What an Atlanta Newspaper Has Taught Us About Data Reliability
Wednesday, April 11, 2012 at 11:12AM I am done with my public bashing of the Atlanta newspaper that spread misleading research about standardized test scores around the nation. However, what we have seen as a result of this debacle is that as part of "Reinventing Public Education," we need to do some serious reinventing of data analysis generated by our public school system.
The Georgia Department of Education released a statement yesterday that disclosed a new formula for calculating the state's graduation rate. Amazingly, but not surprisingly, the restatement brought last year's graduation rate down nearly 14 points, from nearly 81 percent to just over 67 percent. No one really thought the 81 percent figure was a reliable figure. So what does this all mean?
This indicates the great challenge in researchers trying to compare data across states and localities. It is common knowledge that the public school system is the last bastion of society mired in the analog age, and for public education to be able to be reinvented to succeed in a digital world, the entire infrastructure needs to be rebuilt from the ground up. This is EXACTLY why you can't "cram" technology into schools, as my friend Michael Horn (co-author of Disrupting Class) has pointed out so eloquently. The challenge of obtaining data that is comparable across states is laborious and tedious at best, if not impossible to complete. As you saw in Georgia, what appears simple as asking for a "graduate rate" is clearly not so simple.

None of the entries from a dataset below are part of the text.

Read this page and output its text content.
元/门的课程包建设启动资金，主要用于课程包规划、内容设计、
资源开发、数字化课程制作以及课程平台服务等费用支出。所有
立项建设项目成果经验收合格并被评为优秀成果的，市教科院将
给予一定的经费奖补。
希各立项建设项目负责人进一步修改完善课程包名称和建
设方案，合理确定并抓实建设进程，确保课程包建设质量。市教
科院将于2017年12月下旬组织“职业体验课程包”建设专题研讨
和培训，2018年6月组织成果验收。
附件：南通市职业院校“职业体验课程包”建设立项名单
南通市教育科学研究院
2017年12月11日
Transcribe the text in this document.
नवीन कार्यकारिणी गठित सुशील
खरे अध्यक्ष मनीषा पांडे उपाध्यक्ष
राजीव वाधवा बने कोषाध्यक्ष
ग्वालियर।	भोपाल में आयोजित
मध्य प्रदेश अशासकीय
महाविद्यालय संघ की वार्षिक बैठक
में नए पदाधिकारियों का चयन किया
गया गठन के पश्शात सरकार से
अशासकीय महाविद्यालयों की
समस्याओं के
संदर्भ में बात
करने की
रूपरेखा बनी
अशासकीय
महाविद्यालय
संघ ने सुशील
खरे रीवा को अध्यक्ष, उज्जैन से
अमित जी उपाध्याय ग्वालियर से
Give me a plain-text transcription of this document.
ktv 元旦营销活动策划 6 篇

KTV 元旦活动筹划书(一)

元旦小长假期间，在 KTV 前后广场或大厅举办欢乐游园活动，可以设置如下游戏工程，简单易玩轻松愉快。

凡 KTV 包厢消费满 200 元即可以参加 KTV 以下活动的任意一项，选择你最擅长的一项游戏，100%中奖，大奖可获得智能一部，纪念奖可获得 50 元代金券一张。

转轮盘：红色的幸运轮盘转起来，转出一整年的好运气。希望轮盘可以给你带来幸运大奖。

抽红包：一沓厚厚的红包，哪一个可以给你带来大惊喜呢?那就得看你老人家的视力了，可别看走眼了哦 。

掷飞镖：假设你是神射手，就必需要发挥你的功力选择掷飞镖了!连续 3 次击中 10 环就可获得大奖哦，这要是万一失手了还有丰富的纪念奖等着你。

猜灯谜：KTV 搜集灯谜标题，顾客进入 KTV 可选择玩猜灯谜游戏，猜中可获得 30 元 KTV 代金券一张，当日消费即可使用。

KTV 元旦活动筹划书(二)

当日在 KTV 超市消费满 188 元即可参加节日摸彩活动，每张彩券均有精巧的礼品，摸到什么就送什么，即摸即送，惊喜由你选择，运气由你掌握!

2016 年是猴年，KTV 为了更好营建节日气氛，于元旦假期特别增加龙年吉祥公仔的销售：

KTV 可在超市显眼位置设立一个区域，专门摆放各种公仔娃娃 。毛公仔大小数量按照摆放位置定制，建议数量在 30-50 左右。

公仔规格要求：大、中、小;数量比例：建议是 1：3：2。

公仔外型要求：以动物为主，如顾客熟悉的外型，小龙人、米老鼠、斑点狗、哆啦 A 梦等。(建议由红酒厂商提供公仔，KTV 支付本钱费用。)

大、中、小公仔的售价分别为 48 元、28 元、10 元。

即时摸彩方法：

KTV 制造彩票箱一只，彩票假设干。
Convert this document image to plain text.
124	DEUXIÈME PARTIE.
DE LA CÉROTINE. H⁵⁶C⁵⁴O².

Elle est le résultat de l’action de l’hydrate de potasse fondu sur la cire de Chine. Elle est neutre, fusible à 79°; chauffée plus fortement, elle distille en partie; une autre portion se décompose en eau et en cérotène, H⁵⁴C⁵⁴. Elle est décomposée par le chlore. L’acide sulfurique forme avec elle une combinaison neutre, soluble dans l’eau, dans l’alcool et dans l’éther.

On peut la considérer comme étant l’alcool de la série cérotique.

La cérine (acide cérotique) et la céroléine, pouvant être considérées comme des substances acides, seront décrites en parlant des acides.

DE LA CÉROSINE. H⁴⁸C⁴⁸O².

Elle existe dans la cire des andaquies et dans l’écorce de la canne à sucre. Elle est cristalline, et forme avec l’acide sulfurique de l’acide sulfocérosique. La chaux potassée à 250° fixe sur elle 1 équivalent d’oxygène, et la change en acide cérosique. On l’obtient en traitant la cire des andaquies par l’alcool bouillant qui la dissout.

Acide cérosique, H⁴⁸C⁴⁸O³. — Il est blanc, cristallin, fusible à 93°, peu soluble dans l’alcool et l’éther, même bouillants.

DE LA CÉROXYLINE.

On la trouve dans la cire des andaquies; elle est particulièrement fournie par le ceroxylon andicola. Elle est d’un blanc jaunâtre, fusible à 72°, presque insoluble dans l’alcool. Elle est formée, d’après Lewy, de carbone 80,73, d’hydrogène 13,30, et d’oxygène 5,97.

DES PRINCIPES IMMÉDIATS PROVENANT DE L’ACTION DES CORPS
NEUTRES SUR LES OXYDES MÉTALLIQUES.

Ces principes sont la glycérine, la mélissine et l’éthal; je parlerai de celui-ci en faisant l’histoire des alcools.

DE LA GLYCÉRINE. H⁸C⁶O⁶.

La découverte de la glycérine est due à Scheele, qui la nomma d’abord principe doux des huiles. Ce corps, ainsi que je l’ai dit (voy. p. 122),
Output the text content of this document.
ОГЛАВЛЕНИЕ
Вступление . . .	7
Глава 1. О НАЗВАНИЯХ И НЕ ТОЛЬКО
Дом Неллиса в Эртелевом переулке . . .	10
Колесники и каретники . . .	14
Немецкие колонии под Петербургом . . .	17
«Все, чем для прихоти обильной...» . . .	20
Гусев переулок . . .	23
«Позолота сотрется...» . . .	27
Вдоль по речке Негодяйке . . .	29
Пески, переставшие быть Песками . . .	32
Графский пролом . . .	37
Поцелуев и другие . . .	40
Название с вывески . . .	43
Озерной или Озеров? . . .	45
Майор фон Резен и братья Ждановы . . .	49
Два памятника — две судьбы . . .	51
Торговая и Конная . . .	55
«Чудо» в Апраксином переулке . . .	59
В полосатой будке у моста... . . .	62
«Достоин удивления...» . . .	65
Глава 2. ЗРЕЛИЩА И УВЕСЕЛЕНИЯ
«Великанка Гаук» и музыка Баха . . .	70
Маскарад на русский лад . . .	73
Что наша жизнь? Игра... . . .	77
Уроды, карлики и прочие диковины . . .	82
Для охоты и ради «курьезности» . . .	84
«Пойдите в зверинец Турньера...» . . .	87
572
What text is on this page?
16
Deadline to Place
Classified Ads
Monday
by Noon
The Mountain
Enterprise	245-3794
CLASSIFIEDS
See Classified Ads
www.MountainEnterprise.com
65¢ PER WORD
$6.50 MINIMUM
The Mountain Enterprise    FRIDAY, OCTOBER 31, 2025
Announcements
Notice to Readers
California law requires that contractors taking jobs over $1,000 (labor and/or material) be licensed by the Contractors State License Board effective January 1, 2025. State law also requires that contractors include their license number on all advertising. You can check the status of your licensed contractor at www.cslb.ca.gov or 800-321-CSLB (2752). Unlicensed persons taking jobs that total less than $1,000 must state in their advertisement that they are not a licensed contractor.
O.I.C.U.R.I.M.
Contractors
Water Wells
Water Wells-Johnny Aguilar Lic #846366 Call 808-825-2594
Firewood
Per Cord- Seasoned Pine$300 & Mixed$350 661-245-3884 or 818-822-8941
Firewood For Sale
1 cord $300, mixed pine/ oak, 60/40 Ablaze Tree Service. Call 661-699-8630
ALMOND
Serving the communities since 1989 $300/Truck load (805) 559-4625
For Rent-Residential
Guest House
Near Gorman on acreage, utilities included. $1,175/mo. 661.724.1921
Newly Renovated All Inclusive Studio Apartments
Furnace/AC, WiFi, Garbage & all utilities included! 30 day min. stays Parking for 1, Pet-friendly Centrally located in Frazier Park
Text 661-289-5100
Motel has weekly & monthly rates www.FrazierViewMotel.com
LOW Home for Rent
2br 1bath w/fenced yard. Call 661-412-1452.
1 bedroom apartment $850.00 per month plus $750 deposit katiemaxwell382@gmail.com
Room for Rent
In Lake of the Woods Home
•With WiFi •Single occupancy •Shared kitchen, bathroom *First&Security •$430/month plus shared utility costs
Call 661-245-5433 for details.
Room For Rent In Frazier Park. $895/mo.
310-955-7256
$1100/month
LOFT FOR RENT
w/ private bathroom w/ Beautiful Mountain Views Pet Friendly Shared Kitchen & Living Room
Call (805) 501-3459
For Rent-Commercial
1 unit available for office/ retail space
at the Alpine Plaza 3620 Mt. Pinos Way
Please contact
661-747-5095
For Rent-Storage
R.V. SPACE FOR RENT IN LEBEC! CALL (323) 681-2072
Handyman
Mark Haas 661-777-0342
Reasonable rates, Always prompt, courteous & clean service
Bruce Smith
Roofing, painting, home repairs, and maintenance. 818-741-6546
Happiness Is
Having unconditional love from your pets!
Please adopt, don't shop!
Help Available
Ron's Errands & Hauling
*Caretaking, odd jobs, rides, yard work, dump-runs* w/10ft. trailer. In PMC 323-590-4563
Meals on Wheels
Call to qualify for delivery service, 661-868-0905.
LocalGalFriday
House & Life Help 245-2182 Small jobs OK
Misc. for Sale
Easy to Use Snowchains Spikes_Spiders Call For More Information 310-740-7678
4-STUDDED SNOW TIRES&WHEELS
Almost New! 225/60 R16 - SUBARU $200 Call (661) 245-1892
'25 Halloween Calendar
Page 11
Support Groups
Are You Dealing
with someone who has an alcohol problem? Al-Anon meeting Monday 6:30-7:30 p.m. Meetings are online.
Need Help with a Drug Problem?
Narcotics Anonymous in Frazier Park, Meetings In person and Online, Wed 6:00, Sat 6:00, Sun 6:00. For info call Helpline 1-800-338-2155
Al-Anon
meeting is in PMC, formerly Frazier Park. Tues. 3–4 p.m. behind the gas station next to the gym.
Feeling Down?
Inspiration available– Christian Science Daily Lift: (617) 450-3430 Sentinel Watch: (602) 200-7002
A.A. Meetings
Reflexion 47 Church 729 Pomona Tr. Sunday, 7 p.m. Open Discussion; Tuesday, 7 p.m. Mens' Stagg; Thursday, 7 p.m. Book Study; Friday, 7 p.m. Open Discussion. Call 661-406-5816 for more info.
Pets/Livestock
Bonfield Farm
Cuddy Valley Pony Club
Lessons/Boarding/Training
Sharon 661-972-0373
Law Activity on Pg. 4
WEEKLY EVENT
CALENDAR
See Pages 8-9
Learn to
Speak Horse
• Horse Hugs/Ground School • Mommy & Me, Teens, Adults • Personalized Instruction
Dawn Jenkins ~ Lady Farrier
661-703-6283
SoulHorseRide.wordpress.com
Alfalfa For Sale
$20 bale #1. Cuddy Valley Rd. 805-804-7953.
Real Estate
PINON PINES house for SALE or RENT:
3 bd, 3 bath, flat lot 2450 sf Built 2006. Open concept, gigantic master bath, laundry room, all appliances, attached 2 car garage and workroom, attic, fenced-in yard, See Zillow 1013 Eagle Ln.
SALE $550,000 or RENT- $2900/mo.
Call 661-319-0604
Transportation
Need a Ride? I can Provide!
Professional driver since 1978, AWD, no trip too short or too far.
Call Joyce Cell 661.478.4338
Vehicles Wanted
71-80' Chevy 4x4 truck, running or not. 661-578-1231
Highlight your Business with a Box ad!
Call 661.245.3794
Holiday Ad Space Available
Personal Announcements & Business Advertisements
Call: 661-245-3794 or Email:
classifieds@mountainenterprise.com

This is symptomatic of the inherent conflict between Hamiltonian Federalism and Jeffersonian Republicanism. We need the federal resources to compel states to report data using the same formula, but even in this case, Georgia obtain a waiver to calculate the graduation rate using a 5-year, not 4-year cohort. I am not lobbying for one methodology over another, but think about all of the disclaimers a researcher will have to annotate because states are not calculating a graduation rate the same way.
What this example has shown this blogger is that we need to be VERY skeptical of education data in the public domain. How un-nerving for citizens to know that reported data may not be what it seems. This is one of the many challenges faced in education reform efforts.
We should all be worried about this one.